Stripped of possession, love and reputation, you feel that your best hope at happiness lies in stringing up the disjointed things left from the divorce and making do with them. You then become a prisoner of your negative emotions with a life sentence that is devoid of true happiness. Life can really be beautiful for you if only you knew that happiness depends on your disposition and not your circumstances.
Like a hurricane, divorce comes, stripping you of your, home, family, and money. It also changes your life in so many ways you never expected. And if there’s anything we are certain of, is that divorce is never fair on men because the divorce sphere was designed to favor women.

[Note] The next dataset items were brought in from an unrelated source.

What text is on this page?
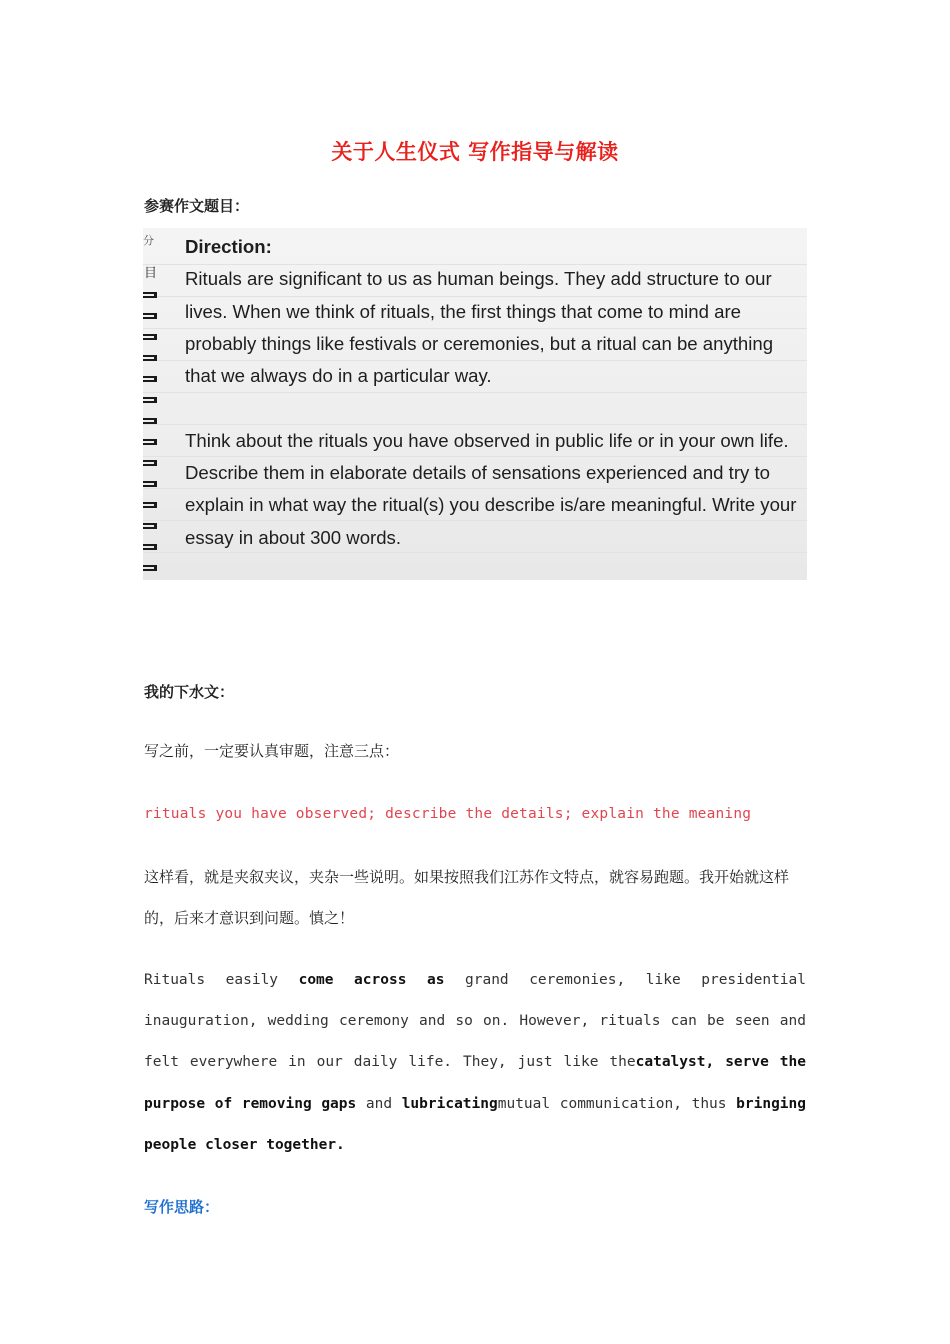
关于人生仪式 写作指导与解读
参赛作文题目：
分
目
Direction:

Rituals are significant to us as human beings. They add structure to our lives. When we think of rituals, the first things that come to mind are probably things like festivals or ceremonies, but a ritual can be anything that we always do in a particular way.

Think about the rituals you have observed in public life or in your own life. Describe them in elaborate details of sensations experienced and try to explain in what way the ritual(s) you describe is/are meaningful. Write your essay in about 300 words.

我的下水文：
写之前，一定要认真审题，注意三点：
rituals you have observed; describe the details; explain the meaning
这样看，就是夹叙夹议，夹杂一些说明。如果按照我们江苏作文特点，就容易跑题。我开始就这样的，后来才意识到问题。慎之！
Rituals easily come across as grand ceremonies, like presidential inauguration, wedding ceremony and so on. However, rituals can be seen and felt everywhere in our daily life. They, just like thecatalyst, serve the purpose of removing gaps and lubricatingmutual communication, thus bringing people closer together.
写作思路：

There’s no surprise to why you’re sad because we understand that it kills you inside to pay alimony to the person responsible for your pains, and it also hurts to leave your home. While some marriages had best be dissolved in the best interest of both parties, the divorce process is never an easy ride for anyone. Yet you have to move on entirely, not just physically.
If there has ever been any time one has to work for his happiness, it’s after divorce. A happy life after divorce is difficult to achieve and truly takes effort and commitment. You know this within your heart and it’s the same reason while you frown at people that just plainly tell you to find happiness after divorce, like it’s ever that easy. The bouts of depression, anger, resentment and unhealthy post divorce habits must have taken a toll on both your mental and physical health. Happiness then becomes what you have to work towards.
After marriage and a few kids, chances are high that you must have grown apart with most of your friends. Even the few ones that you’re still reasonably close to, take sides with your wife or judge you and make you sick with their pity. It even becomes much worse if the children shot you out. So it then becomes clear that you’re a loner on the road to your happiness. Only you are responsible for your happiness in life.
Life is meant to be beautiful and abundant. That’s why we make friends, build connections, pursue a career, find love, get married and build a family. And in the end personal fulfillment and happiness is the ultimate goal of all what we do. So you might have gotten the advice of given into the healthy pleasures of life that make you happy or setting out to achieve things you’ve always wanted, yet you don’t feel entirely happy after doing all these. While the impact of doing the things that bring you joy can’t be overemphasized in the pursuit of happiness, it becomes ineffective if you’ve not healed emotionally and you’re not in the right frame of mind. It’s just like when you are ill. Even when presented with your favorite food, not only do you find it difficult to eat, you also do not enjoy it.
Happiness after divorce starts when you’re done healing. It starts when that intense and unsettling feeling is gone when you’re in the presence of your ex wife. It starts when you positively rationalize your children’s decisions, actions and opinions. It starts when you’re willing to forgive. It starts when you know you have to play the bigger man and make compromises. It starts when you stop reacting badly to every negative situation. This is why a positive mindset is needed to move from that sad and depressed state to a state of happiness and peace. This isn’t some spiritual thing; it’s just the way the world works. Just as there is a law of gravity and other earthly laws, there are laws that influence your experience on earth. This is why what you feel, what you think and what manifest is always a match!
With a divorce in your life experience, there’s no doubt you must have had years or at worse months of experience in the relationship scene. So after healing and you find a new relationship, learn from your previous mistakes, notice the signs early, make corrections and don’t judge your new partner based on your experience with your ex wife. See yourself as the prize, your ex missed out on a great man, and just because she rejected you doesn’t mean you’re not valuable. You can still have your happily ever after with a good wife and beautiful children.
So what sustains a happy life? Gratitude! Give thanks for no reason, be happy with things you have. Be thankful that you can read this, be thankful that you have food to eat, be thankful for everything. Because when you’re thankful it not only creates a positive feeling of contentment, it also keeps you happy and attracts more of the same.
In the end, you’re alone on this earth and there can only be one of you. Even if you came to earth as a Siamese twin, you don’t share a soul with anybody, you don’t share the same mind, and you certainly don’t share the same emotions. Your happiness is solely dependent on you. So give into the healthy and moral things you like, achieve your dreams, feel good about yourself, don’t let little things bother you, have a positive mindset and be thankful for the things you have. You can’t have it all in life; there will be bad days and good days. But when you know for a fact that your happiness depends on your disposition to situations, I will say you’re already on the right track.